Why do i get a "terminated due to timeout" error for my code at hackerrank?

Swaggerboy picture Swaggerboy · May 14, 2016 · Viewed 23.5k times · Source

I got a "Terminated due to timeout error" when i ran my code for some specific testcases only. Even though my code compiled successfully for other testcases. Can someone please help me with this?

Link - https://www.hackerrank.com/challenges/phone-book

Problem Statement :

You are given a phone book that consists of people's names and their phone number. After that you will be given some person's name as query. For each query, print the phone number of that person.

Input Format :

The first line will have an integer denoting the number of entries in the phone book. Each entry consists of two lines: a name and the corresponding phone number.

After these, there will be some queries. Each query will contain a person's name. Read the queries until end-of-file.

Constraints:

1<=n<=100000

1<=Query<=100000

A person's name consists of only lower-case English letters and it may be in the format 'first-name last-name' or in the format 'first-name'. Each phone number has exactly 8 digits without any leading zeros.

Output Format :

For each case, print "Not found" if the person has no entry in the phone book. Otherwise, print the person's name and phone number. See sample output for the exact format.

To make the problem easier, we provided a portion of the code in the editor. You can either complete that code or write completely on your own.

My code is as follows :

import java.util.*;
import java.io.*;

class Solution
{
 public static void main(String []args)
 {
  Scanner in = new Scanner(System.in);
  int n=in.nextInt();
  in.nextLine();
  ArrayList<String> name = new ArrayList<String>();
  int[] phone = new int[100000];

  for(int i=0;i<n;i++)
  {
   name.add(in.nextLine());
   phone[i]=in.nextInt();
   in.nextLine();
  }

  while(in.hasNext())
  {
   String s=in.nextLine();
   int a=name.indexOf(s);

   if(a>=0)
   {
    System.out.println(s + "=" + phone[a] );
   }
   else
   {
    System.out.println("Not found");
   }
  }
 }
}

PS:This is my first question on the forum. I'm an amateur learning java. Sorry if i violated any of the many rules of asking a question :( . Please do correct me and help me contribute to the community here in a good way :)

Answer

Sanjeev picture Sanjeev · May 14, 2016

The problem with your logic is that it is implemented using ArrayList which is a sequential structure. Any search in List will be sequential and for large test cases its taking too much time to lookup in your names list.
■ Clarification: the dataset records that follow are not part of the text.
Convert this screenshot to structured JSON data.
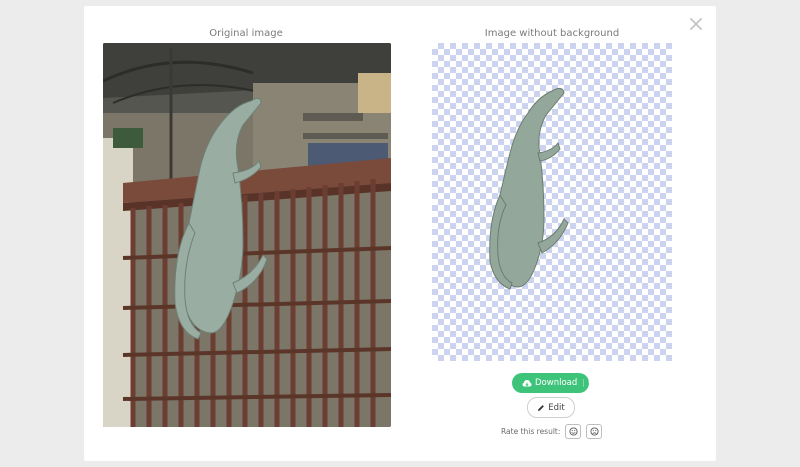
{
  "dialog": {
    "close_icon": "close-icon",
    "original_title": "Original image",
    "result_title": "Image without background"
  },
  "actions": {
    "download_label": "Download",
    "download_icon": "cloud-download-icon",
    "edit_label": "Edit",
    "edit_icon": "pencil-icon"
  },
  "rating": {
    "label": "Rate this result:",
    "good_icon": "smile-icon",
    "bad_icon": "frown-icon"
  },
  "colors": {
    "accent_green": "#3ec47a",
    "checker": "#cbd3ee",
    "lizard": "#8fa398"
  }
}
Hash map is more appropriate for a phone book example as it keeps data in key, value pair and look ups are fast because of hashing

Here is a version that is implemented using HashMap

   Map<String,Integer> phonebook = new HashMap<>();
  Scanner in = new Scanner(System.in);
  int n=in.nextInt();
  in.nextLine();
  for(int i=0;i<n;i++)
  {
     String name=in.nextLine();
     int phone=in.nextInt();
     in.nextLine();
      phonebook.put(name,phone);
  }
  while(in.hasNext())
  {
     String s=in.nextLine();
     Integer phone = phonebook.get(s);
     if(phone==null){
         System.out.println("Not found");
     } else {
         System.out.println(s+"="+phone);
     }
  }

Hope this explains.